Zuerst heißt es: „Es war ein Mensch, der machte ein großes Abendmahl und lud viele dazu.“ Gott vom Himmel hat selbst das Abendmahl zugerichtet vor allem damit und von da an, dass Jesus, der Sohn Gottes ins Fleisch gekommen und sich dahin gegeben hat, auf dass wir Seiner genießen konnten. An dem Frühmahl im Paradiese hätten sich Adam und Eva recht das Leben essen können, und sie aßen sich den Tod; nun richtet der HErr ein anderes auf, denn die Seele kann nicht leben, ohne zu essen und zu trinken. Hier in unserm Gleichnis nennt der HErr recht im Gegenbilde zu dem Frühmahl im Paradiese es ein Abendmahl, denn das Frühmahl war ja verloren. Aber auch darum nennt Er es Abendmahl, weil mit der Erscheinung des HErrn auf Erden der Tag der Heilsgeschichte sein Ende erreichte. Da die Zeit erfüllt und damit die Stunde des Abendmahls eingetreten war, machte Er ein großes Abendmahl. Die Größe des Abendmahls wird durch die Gerichte bei demselben offenbar. Denn dass wir Gottes als eines gnädigen Gottes genießen sollen, das ist es, wozu wir bei Seinem Abendmahl berufen sind. Ach, Gott hat es sich so unaussprechlich viel kosten lassen, uns dieses Abendmahl zu bereiten. Denn dies: „Kommt, es ist alles bereit,“ ruht auf jenem Wort am Kreuz: „Es ist vollbracht.“ Selig werden können nun alle, das ist das große Abendmahl. Groß auch darum, weil so viele kommen können, und wenn auch noch so viele kommen, immer noch Raum da ist für viele; auch wenn jeder von euch alle Strafe annimmt, jedem aufrüttelndem Erwecken folgt und jeder von euch, jeder, der das tut, wird und soll satt werden nach jenem Verse: „Durch meinen seligsten Genuss, erschöpft sich nicht Sein Überfluss.“

Und nun die Einladung! Etliche sind lange schon geladen, eben die Israeliten, denn schon die Propheten haben das zukünftige Heil ihnen dargereicht, und zur Stunde des Abendmahls war es offenbar Johannes der Täufer, der sie zum Abendmahl lud, auf dass doch alle glauben möchten, wenn nun der HErr erschiene, um mit ihnen zu Tische zu sitzen.
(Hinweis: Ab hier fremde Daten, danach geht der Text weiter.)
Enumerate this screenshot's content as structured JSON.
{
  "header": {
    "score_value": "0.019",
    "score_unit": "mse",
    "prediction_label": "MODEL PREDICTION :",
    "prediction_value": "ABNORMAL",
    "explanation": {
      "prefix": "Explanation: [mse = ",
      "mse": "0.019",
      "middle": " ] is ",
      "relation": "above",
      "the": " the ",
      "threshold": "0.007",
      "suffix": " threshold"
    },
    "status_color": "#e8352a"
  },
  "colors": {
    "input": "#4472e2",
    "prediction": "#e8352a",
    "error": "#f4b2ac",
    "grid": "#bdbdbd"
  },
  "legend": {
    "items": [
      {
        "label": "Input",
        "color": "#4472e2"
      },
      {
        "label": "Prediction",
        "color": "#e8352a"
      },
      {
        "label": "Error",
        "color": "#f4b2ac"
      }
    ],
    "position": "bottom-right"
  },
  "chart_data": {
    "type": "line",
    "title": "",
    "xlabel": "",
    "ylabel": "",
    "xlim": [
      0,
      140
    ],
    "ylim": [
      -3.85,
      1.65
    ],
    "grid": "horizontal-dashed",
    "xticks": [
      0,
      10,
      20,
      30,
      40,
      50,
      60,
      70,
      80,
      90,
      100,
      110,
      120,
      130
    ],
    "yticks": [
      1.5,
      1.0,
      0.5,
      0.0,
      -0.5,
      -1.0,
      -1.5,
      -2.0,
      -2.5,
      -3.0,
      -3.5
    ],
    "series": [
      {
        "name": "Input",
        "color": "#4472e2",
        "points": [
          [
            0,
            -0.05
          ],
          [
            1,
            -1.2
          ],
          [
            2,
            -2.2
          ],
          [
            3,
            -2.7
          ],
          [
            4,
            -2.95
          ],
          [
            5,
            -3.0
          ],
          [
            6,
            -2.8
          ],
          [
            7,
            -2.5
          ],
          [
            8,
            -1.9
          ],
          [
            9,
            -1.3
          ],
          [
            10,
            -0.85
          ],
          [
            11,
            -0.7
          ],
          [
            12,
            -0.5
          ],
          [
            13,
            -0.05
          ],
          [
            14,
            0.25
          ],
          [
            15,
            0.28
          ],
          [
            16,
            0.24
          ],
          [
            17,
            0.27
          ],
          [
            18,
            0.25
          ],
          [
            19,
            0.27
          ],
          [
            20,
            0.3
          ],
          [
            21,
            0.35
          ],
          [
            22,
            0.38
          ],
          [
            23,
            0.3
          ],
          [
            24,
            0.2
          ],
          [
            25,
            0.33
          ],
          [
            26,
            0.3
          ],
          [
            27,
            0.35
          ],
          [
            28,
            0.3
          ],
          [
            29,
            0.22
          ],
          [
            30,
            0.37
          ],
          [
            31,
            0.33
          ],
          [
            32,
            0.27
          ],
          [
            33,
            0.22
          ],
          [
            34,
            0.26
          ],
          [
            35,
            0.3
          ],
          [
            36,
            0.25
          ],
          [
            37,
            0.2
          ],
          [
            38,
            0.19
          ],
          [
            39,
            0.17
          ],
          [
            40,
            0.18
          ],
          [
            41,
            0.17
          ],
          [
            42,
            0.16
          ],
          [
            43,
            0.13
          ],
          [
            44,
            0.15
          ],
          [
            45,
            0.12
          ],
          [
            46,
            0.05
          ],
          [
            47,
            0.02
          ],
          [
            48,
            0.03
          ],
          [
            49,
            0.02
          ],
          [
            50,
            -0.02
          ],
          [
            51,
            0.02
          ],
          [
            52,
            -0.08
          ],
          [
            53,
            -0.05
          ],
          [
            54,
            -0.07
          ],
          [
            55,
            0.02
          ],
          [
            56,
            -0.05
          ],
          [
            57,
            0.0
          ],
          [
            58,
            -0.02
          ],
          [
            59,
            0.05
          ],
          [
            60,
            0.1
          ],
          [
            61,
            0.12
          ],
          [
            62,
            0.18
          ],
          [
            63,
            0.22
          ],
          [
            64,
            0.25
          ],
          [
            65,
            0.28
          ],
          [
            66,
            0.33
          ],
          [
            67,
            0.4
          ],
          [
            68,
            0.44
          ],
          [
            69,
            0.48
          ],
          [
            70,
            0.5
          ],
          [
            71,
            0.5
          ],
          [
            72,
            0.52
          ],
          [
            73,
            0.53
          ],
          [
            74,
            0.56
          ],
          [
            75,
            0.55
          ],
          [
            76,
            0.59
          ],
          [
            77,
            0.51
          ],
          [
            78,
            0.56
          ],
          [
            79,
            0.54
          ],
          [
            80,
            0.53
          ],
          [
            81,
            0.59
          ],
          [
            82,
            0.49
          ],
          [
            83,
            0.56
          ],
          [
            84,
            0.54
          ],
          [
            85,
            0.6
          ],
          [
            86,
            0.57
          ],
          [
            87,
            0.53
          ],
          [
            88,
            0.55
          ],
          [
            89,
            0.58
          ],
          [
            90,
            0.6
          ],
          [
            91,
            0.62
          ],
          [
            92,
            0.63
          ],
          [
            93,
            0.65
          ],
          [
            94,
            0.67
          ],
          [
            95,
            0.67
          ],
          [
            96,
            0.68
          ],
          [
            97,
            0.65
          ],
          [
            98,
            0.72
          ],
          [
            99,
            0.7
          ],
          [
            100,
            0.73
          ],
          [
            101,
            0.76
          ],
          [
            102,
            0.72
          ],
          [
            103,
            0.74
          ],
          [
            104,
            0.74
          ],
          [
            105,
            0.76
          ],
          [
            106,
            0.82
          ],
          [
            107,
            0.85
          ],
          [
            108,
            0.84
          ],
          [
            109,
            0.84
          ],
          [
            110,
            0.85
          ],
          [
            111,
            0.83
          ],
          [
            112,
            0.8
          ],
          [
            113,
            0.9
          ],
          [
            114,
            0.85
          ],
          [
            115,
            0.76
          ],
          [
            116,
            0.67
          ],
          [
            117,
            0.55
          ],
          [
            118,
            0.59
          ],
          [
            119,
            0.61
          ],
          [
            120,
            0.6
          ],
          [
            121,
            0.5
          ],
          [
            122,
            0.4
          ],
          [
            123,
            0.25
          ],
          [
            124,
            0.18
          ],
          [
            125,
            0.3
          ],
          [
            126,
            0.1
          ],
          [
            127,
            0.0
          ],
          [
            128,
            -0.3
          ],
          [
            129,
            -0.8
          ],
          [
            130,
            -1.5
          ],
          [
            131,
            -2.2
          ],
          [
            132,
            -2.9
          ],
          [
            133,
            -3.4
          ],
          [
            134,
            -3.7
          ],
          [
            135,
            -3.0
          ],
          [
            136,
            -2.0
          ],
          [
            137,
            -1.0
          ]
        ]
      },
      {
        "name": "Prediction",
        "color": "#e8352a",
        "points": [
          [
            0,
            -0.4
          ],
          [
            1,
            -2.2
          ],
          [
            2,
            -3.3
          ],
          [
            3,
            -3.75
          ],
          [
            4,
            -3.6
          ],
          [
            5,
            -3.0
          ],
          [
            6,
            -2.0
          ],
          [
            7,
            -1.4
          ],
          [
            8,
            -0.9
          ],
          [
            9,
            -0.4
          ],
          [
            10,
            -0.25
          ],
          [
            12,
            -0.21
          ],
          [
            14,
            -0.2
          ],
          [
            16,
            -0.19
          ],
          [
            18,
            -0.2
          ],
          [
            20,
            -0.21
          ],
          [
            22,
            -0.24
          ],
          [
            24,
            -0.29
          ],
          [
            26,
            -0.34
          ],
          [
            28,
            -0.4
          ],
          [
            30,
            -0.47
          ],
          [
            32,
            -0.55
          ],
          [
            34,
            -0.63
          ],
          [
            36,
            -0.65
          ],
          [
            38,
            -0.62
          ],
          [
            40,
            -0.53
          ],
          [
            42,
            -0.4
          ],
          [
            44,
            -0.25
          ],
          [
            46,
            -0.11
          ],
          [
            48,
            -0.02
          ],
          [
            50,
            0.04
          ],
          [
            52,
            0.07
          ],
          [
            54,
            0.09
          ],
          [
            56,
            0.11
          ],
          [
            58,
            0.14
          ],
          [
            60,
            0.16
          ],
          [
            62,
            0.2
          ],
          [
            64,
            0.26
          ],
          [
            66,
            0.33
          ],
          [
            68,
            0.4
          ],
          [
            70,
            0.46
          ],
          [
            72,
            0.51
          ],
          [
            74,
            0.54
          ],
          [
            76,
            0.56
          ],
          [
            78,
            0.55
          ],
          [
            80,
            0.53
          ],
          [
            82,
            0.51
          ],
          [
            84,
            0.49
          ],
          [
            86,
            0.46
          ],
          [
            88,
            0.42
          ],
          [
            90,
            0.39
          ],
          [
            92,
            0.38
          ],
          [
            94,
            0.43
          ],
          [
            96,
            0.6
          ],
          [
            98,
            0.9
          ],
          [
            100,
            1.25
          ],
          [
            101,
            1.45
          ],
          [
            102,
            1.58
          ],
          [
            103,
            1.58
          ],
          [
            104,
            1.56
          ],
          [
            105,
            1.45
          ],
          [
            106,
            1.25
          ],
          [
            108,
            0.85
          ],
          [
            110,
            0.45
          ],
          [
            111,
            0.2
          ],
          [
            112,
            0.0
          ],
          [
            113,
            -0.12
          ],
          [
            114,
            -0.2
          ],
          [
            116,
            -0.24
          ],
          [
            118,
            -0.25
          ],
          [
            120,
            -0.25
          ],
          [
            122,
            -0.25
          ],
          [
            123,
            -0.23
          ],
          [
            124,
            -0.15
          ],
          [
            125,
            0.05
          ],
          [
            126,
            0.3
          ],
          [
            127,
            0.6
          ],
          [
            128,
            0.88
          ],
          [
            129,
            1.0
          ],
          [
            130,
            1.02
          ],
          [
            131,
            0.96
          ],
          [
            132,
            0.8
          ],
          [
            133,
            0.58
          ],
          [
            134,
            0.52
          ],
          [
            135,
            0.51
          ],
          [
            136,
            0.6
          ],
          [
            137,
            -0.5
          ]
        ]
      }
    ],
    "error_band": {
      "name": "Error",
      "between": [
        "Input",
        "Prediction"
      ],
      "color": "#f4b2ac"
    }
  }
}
Aber wie ganz anders wird seine Einladung aufgenommen, als damals in Ägypten, wie muss der Freund des Bräutigams klagen, dass kein bräutlicher Schmuck bereitet sei, um ihn zu empfangen. Und wie stehts mit mir? Ich bin auch eingeladen worden, werde noch eingeladen, wir werden alle eingeladen in der heiligen Taufe; unser Tisch, an den wir gehören, zu dem wir geladen sind, hier steht er! Und dann nach der Taufe, da reicht durch unser ganzes Leben hindurch die Stunde des Abendmahls, wo wir auf allerlei Weise eingeladen werden, zu kommen, denn es ist alles bereit für uns. Auch der Zug in unserm Evangelium wiederholt sich bei uns: „Und sandte seinen Knecht,“ denn sind auch der Knechte viele, die zu uns gesandt worden, so sind sie doch nur einer in dem Sinne, als sie nur eine Stimme haben: ihres HErrn Stimme; einem Fremden, der Stimme eines Fremden folgen die Schafe nicht nach, denn in einen Mund legt Gott das einladende Wort: Benütze diesen zweiten Trinitatissonntag dazu, es zu hören. Wie vielfach ist es dir deutlich gemacht worden: „wache auf, stehe auf, der du schläfst, komm, wende dich weg von den Träbern der Welt, du kannst von ihnen nicht satt werden, wende dich zu Jesu. Und höre auf jene besondere Hilfspredigerin deines Gottes, die Not, die Trübsal; in jeder Not lässt sich eine leise, aber ganz deutliche Stimme vernehmen: „komm, wende dich zu Mir; denn du bist Mein; wo ist der Scheidebrief, der uns getrennt hätte, Ich habe keinen geschrieben, wende dich zu Mir, zerreiße die Bande, komm!“

Die Station der Berufung reicht durch unser ganzes Leben und wird erst dann für uns abgelaufen sein, wenn jene Stunde gekommen sein wird, da es heißt: „Nun, Seele, komm zu mir.“ Denn wir bedürfen der wiederholten, immer wiederholten Berufung.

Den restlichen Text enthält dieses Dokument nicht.